While Jouravleva said there weren’t any sponsors her network refuses to work with, she advises other sites and site networks to evaluate whether they want to engage in a clinical trial, knowing upfront what the administrative or monitoring burdens are going to be. She says her network tells potential sponsor partners that “these are our policies, this is what we are required to process, this is what we will do, this is what we will not do — because we’re not required to accept anything not clearly indicated as a SUSAR. That’s how we are approaching it, and I highly advise it.”
Sponsors like to communicate with sites using portals because they save sponsors time and money, Beales said. Portals also gives sponsors access to various security and control measures. But he said sites dislike portals for several reasons, particularly that a portal is another proprietary system that a site will need to learn how to use. It also perpetuates the issue of having a different computer system for every trial. Beales said sites also don’t like portals because they feel they take time away from patient enrollment and care, and don’t necessarily see the direct value in such systems.
Beales co-chairs the Safety Reporting Harmonization Working Group, an independent group that is voluntarily trying to address the safety reporting issue on a global scale. He said the group — which includes Genentech, Roche, Janssen, Amgen, Covance and WCG — started by making a portal of global laws to ensure sites get what they need from sponsors. “We’re not forcing the sites to do anything that is not in accordance with those laws. It’s all driven by the key spirit of patient safety and protecting the patient. We want to minimize the time that investigators and other people have to spend away from a patient while making sure all of those valuable safety signals get through.”

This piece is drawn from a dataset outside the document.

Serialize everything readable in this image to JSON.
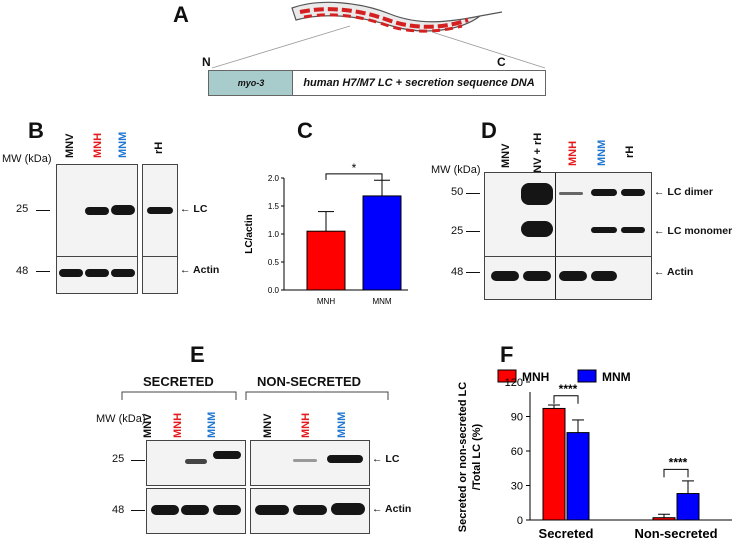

Sponsors have several options at their disposal to help ease the burden felt by sites, according to Beales. They could send batch notifications of safety reports, either on a daily or weekly basis, and can have a site’s principal investigator (PI) delegate safety reporting tasks to another member of site staff or a site management organization. Sponsors could also submit a single SUSAR about a specific IP to each study involved instead of blanketing all of the studies’ sites with reports of the same event.
Beales said the working group believes the optimum workflow for sites is a simple email with any appropriate links inside. “There is no need for PIs to be signing individual SUSARs. The FDA does not want that, and the PIs don’t want that.”